Perhaps we can add an internal typedef name to this specialization for workaround: https://github.com/microsoft/STL/blob/8b081e26ba016970ce3338cb483ff10f2ade30a5/stl/inc/__msvc_iter_core.hpp#L153-L155

StephanTLavavej commented 6 months ago

We talked about this at the weekly maintainer meeting, although @CaseyCarter was out sick so our analysis powers were limited. This was introduced by #329. Switching ugly _Iter_value_t to be C++20 iter_value_t with different semantics appears to be a bug for the reasons you've explained, but #329 said that this was to "enable unwrapping of C++20 move-only single-pass iterators". It appears that many uses of ugly _Iter_value_t can't possibly be handling such C++20 move-only single-pass iterators (because the uses are in stable_sort() etc. where stronger iterators are required).

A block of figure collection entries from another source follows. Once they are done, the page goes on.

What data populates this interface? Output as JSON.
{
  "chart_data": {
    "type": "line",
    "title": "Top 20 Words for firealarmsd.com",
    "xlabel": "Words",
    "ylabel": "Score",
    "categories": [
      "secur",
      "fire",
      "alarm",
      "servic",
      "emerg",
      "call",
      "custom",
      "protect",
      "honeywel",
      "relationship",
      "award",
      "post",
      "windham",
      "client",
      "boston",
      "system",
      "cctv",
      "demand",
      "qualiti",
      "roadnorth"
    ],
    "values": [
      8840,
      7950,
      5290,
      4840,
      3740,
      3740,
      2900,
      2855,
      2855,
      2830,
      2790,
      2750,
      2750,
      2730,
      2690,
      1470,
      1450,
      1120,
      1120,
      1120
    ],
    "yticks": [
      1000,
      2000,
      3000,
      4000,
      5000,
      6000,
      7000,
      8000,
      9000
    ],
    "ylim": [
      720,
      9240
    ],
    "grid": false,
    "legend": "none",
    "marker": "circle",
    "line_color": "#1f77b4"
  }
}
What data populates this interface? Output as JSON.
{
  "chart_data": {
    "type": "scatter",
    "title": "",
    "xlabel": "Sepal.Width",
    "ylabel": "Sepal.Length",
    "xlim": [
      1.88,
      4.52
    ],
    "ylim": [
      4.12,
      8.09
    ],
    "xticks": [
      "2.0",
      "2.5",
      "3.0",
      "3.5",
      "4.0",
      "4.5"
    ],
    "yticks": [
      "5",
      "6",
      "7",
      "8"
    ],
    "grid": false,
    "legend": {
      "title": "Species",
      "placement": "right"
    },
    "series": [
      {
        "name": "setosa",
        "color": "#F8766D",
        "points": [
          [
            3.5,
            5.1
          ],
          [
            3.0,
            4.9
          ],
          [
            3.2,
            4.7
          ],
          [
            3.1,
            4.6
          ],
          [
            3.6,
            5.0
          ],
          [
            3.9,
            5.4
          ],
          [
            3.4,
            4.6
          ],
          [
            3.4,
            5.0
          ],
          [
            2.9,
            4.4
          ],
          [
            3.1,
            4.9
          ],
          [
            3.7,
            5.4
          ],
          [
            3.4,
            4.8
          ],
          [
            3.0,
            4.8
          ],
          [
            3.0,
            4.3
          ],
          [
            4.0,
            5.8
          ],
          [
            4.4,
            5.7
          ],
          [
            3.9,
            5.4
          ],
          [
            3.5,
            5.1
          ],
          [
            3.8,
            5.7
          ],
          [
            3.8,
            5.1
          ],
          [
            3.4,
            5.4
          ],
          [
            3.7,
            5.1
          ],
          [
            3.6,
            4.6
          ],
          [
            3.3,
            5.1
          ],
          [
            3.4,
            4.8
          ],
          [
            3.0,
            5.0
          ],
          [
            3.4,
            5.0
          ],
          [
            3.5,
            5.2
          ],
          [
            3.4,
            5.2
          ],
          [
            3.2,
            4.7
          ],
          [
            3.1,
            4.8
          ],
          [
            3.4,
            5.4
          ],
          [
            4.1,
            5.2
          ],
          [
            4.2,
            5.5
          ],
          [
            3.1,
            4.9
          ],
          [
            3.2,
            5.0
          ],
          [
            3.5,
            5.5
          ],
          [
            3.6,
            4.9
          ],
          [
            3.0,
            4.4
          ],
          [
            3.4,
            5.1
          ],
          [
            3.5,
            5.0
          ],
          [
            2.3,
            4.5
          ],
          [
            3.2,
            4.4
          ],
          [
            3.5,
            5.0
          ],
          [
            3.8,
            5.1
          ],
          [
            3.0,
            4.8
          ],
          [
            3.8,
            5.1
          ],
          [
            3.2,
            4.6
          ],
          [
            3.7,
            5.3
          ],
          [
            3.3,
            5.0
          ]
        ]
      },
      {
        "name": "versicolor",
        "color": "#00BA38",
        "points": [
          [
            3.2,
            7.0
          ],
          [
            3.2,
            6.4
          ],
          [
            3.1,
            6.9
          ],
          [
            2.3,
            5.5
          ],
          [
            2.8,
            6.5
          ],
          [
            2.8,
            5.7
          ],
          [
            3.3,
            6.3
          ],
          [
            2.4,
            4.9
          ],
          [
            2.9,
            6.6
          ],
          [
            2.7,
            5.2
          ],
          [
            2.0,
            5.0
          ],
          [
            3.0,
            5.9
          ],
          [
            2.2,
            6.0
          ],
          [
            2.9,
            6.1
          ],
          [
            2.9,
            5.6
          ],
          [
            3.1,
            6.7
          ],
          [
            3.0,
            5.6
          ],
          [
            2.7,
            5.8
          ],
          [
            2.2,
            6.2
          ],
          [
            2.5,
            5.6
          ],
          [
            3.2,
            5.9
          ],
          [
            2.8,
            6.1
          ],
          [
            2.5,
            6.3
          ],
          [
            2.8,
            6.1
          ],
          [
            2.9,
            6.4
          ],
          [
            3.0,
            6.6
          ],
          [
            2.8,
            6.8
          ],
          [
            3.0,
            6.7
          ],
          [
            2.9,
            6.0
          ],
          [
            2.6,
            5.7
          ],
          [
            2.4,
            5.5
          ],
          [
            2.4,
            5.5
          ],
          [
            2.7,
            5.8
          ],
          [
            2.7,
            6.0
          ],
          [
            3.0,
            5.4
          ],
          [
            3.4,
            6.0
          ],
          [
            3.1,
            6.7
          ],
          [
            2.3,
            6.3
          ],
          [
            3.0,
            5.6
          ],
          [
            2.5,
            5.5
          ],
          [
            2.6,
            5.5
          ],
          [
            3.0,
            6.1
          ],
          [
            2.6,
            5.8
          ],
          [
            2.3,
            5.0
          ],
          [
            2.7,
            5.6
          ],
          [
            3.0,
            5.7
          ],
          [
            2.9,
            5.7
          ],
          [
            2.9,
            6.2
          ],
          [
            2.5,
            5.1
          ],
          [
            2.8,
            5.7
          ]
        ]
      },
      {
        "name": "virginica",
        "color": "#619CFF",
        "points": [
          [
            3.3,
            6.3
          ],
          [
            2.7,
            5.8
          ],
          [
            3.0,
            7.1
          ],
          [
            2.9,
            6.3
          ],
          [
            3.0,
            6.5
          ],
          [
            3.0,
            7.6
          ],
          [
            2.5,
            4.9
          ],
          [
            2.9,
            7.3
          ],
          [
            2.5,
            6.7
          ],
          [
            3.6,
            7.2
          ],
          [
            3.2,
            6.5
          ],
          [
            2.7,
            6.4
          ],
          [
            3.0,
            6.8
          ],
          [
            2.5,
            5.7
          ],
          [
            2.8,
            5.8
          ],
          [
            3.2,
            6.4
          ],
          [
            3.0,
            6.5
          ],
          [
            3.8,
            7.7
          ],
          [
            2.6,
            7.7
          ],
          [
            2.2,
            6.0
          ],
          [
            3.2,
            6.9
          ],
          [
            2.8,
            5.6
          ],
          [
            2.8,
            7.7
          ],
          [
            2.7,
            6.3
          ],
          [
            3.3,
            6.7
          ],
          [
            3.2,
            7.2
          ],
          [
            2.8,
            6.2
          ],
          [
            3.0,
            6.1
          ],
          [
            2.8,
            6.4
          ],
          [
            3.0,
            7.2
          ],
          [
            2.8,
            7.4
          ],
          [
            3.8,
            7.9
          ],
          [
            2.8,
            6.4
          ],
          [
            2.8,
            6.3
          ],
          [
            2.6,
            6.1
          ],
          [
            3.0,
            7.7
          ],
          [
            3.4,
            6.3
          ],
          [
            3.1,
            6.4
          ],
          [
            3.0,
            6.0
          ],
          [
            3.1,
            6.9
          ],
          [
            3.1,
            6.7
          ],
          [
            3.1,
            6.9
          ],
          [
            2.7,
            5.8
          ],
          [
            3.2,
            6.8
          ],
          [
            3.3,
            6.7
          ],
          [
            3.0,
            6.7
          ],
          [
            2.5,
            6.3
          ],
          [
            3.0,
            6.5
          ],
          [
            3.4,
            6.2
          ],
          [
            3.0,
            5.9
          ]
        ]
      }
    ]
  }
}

We believe that a full audit of all ugly _Iter_value_t usage will be necessary, to determine which ones:

In general, we should avoid having aliases that switch their semantics based on Standard mode, except when explicitly commented/known that their downlevel behavior is a "best effort" approximation with no harmful downsides (e.g. <xutility>'s _Iterator_is_contiguous is ok).

frederick-vs-ja commented 5 months ago

We believe that a full audit of all ugly _Iter_value_t usage will be necessary, to determine which ones:

  • Should always expand to iterator_traits::value_type
  • Should have this behavior of conditionally switching between iterator_traits::value_type and C++20 iter_value_t
  • Should always be C++20 iter_value_t

Per WG21-P2248R7, it seems that the value type should be consistently iterator_traits::value_type for non-ranges algorithms. Perhaps conditionally switching is only applicable to move_iterator and reverse_iterator's value_type.

frederick-vs-ja commented 4 months ago

Filed LWG-4080 for this.